Chief Inspector Finch, while very sympathetic to what the Trust was saying, pointed out that all policing was a question of allocation of resources, and indicated that such matters as pavement parking were very time-consuming and not the highest priority. While the Trust understood this, it made the point that, if there was official resistance to enforcement, the abuse would grow and could have serious consequences for pedestrian safety, and might eventually lead to pedestrians taking their own actions. Chief Inspector Finch said he understood the dangers and would be reporting back on our concerns. We have not yet discerned any improvement in the situation and indeed we have been told that throughout the demolition of the Crown Hotel a car was allowed to occupy sufficient pavement in North Walls to prevent the passage of pram, pushchair or wheelchair - just two hundred yards from the City's Police Station.

Improvements

Lorry cartoon

The City Engineer was clearly very much in favour of the provision of more pedestrian crossings and had specifically sought a pedestrian phase in the lights at the High Street - Jewry Street - Southgate Street junction. Here, as at the Library in Jewry Street, the case for a pedestrian crossing is undeniable, and yet the County Surveyor whose responsibility it is, continues to deny it. It seems that crossings have to be justified by how many people have been killed trying to cross the road without them. With the new guidelines from the Roads and Traffic Minister, the County no longer has this excuse for inaction.

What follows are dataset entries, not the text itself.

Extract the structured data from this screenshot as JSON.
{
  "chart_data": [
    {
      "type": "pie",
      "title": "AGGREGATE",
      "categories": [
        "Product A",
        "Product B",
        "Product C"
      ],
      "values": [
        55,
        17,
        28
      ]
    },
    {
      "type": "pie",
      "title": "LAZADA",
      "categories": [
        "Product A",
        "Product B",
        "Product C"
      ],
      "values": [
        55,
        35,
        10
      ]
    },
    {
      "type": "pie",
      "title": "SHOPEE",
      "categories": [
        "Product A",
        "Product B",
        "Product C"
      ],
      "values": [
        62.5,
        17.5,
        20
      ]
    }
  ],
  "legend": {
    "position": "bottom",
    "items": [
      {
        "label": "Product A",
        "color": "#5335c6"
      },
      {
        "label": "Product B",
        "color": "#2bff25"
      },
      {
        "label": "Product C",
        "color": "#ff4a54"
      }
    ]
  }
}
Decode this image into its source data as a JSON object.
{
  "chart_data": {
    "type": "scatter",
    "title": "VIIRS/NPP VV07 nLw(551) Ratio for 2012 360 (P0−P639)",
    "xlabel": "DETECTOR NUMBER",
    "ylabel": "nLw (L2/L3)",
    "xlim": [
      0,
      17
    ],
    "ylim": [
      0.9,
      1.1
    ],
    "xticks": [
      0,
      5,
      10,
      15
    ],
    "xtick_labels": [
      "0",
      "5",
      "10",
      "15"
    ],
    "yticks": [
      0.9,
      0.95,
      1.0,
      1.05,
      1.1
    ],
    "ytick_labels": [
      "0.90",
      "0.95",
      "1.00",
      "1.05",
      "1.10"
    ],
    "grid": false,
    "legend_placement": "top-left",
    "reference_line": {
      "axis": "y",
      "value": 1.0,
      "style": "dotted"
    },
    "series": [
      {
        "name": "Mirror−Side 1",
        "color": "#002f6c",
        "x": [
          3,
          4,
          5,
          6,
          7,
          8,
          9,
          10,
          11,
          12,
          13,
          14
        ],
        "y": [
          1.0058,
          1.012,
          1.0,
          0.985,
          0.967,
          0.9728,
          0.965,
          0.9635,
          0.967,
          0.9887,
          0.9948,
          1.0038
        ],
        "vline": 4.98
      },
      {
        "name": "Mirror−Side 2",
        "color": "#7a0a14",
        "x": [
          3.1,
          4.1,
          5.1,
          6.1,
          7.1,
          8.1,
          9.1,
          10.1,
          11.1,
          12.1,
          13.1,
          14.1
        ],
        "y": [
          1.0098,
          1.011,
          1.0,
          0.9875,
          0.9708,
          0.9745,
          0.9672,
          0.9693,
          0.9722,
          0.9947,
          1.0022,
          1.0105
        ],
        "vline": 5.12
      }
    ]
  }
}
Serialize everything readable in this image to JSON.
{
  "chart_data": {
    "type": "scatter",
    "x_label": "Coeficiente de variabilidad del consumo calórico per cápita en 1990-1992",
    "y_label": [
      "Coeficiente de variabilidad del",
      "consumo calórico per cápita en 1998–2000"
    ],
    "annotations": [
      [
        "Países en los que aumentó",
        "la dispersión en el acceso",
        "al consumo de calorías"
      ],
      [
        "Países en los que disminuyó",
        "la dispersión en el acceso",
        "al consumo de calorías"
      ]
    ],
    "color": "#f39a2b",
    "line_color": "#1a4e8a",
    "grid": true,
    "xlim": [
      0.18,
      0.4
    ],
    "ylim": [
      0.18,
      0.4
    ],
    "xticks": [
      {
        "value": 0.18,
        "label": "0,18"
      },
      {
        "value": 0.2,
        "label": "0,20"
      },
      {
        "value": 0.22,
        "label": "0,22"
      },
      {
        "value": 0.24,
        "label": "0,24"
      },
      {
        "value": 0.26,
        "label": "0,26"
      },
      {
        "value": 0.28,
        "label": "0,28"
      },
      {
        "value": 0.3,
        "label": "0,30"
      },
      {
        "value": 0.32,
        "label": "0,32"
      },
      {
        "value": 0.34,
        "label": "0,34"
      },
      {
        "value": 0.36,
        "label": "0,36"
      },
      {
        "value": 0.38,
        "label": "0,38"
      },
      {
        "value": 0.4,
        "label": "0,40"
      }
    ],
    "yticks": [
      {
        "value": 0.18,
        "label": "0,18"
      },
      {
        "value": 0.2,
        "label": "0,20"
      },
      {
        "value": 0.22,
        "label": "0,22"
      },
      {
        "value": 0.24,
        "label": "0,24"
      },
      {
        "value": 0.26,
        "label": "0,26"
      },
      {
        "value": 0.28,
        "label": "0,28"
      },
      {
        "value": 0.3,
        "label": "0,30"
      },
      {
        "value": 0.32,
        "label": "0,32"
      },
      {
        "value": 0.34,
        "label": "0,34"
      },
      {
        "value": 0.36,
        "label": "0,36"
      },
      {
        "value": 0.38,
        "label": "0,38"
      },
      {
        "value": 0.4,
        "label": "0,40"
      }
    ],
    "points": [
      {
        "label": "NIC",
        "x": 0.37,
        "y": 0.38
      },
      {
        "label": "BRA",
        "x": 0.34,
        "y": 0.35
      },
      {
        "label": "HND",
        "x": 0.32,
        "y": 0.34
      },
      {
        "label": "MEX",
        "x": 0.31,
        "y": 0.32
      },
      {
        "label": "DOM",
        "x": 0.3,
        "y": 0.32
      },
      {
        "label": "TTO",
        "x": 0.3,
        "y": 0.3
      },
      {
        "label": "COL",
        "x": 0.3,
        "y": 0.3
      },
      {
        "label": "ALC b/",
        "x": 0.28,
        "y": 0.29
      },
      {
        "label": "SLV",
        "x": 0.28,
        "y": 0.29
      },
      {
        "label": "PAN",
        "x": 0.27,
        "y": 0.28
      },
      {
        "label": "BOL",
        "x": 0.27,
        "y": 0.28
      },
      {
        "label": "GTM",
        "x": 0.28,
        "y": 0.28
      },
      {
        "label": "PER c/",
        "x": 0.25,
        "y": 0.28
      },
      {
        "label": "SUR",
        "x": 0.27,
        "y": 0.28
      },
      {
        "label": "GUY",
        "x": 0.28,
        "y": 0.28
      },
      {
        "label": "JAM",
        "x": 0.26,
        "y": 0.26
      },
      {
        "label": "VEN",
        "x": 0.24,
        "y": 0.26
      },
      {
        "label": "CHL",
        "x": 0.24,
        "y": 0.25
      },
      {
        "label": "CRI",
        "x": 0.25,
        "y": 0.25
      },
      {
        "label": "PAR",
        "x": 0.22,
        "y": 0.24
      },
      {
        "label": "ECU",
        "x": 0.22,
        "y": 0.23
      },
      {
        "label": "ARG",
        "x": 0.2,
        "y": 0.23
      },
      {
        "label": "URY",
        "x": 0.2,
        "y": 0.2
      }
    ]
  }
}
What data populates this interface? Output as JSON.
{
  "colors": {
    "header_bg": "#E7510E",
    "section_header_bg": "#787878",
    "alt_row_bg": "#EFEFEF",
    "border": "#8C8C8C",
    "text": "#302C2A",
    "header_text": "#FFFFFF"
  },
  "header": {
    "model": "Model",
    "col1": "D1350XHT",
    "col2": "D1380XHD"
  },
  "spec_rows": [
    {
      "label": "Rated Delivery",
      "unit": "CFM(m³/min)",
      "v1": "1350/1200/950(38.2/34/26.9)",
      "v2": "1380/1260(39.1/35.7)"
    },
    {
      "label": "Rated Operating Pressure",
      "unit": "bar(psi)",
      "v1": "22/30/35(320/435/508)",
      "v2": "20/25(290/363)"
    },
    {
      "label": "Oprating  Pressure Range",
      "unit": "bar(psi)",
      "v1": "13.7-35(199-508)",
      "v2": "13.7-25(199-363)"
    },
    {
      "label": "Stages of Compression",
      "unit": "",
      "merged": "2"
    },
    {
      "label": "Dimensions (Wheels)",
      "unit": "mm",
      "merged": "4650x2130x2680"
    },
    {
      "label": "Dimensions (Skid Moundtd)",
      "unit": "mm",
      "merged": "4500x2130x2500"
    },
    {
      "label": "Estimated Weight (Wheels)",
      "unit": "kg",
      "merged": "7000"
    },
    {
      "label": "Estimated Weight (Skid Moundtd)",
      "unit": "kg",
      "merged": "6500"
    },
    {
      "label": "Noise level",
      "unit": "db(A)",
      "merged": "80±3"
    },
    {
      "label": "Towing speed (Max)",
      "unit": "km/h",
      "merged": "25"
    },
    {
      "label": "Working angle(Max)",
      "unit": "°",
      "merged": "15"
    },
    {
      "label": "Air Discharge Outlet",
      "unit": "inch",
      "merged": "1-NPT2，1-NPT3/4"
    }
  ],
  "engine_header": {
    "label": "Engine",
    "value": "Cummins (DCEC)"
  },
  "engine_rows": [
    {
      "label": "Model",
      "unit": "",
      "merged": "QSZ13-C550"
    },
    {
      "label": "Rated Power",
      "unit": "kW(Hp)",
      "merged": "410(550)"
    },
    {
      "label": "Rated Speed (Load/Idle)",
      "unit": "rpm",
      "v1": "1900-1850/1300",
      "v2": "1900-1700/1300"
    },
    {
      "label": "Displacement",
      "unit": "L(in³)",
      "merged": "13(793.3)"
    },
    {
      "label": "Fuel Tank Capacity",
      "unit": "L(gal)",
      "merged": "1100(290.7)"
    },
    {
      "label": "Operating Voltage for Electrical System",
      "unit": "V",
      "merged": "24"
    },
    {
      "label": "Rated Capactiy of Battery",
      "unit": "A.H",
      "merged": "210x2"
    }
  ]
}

The Pedestrian Precinct has led to a de facto pedestrian domination of some adjoining streets, particularly the eastward extension of the High Street to Middle Brook Street. The Trust and the City Engineer had independently concluded that this pedestrian-dominated street sharing could be formally declared and asserted by subtle alteration of the street scene, particularly in paving details. It was agreed that the integrity of the street, as a street, should be retained, and the City Engineer indicated that at the appropriate point in the normal timetable of road surface and pavement renewal, we can expect to see some welcome changes in these areas.

If the City Engineer's efforts can establish the principle of street-sharing, there might well be pressure to extend it to other central streets. It is all the more a pity that a myopic Planning Department is currently seeking to limit the possibilities by sinking substantial capital investment into the permanent retention of City Centre car parking.